The 6.5% of affected borrowers that you contend suffered financial harm is an erroneous figure by bank consultants who were paid $1.5 billion by the banking industry. Our estimate is more than 50% that suffered some type of harm.
You are correct that the settlement is clearly imperfect. But it is imperfect because the settlement was developed two years ago by an acting comptroller of the currency who was hesitant to regulate the banks.
Today, however, the OCC, with a strong comptroller in charge, faced the possibility that none of the 4.3 million victims would have received timely relief and that the bank consultants lacked the ability to identify who the victims were.
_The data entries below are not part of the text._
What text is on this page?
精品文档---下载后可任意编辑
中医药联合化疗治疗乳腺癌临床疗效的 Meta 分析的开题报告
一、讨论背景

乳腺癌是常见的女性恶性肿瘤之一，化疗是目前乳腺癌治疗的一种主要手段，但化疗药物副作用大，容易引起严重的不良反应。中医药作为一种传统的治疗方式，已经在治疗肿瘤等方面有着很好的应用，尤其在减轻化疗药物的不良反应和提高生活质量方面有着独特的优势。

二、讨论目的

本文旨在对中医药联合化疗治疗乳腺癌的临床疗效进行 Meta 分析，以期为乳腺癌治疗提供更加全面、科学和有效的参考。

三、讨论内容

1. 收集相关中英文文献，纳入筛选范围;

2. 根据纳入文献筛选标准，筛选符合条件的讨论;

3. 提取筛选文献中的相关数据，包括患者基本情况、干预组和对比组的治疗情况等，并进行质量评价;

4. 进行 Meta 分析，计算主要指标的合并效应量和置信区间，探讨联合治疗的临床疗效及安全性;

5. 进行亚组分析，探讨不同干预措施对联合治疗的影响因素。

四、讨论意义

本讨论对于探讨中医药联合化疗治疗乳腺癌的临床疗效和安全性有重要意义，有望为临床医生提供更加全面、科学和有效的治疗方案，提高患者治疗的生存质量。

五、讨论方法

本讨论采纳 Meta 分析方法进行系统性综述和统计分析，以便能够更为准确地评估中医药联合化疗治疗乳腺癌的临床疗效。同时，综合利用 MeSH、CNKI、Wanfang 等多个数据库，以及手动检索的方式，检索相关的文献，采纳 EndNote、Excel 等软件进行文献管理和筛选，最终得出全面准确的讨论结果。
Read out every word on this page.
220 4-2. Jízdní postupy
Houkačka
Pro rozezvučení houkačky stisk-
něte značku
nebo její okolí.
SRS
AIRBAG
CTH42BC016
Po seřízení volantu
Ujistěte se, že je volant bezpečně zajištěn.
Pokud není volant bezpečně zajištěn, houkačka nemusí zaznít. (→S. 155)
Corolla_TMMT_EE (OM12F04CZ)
Therefore, the OCC’s decision to support very modest relief to a broad range of victims may have been preferable to allowing none of the real victims to receive any relief while ensuring that the so-called independent consultants reaped billions of dollars in unnecessary consultant fees.
The real problem may be that the Obama administration wasted almost three years in putting into place a potentially strong Comptroller of the Currency who was willing to regulate the so-called too-big-to-fail banks. Therefore, the recently confirmed comptroller, Thomas Curry, may have had little choice but to make the best of a bad situation. For this, we commend him.
President & CEO
National Asian-American Coalition
So Justice squeezed a few billion out of banks for selling bad mortgages to Fannie. What a farce. After Barney Frank enjoys decades squeezing his pals at Fannie, the liberals now shake down the banks for doing what they were told to do or else. Barney Frank and Chris Dodd shook them down for contributions to their campaigns for making sure they had a place to resell the huge volumes of liar loans which, of course, were done so that “all Americans can have a home.” Foreign Corrupt Practices Act? We ought to clean our own house at home.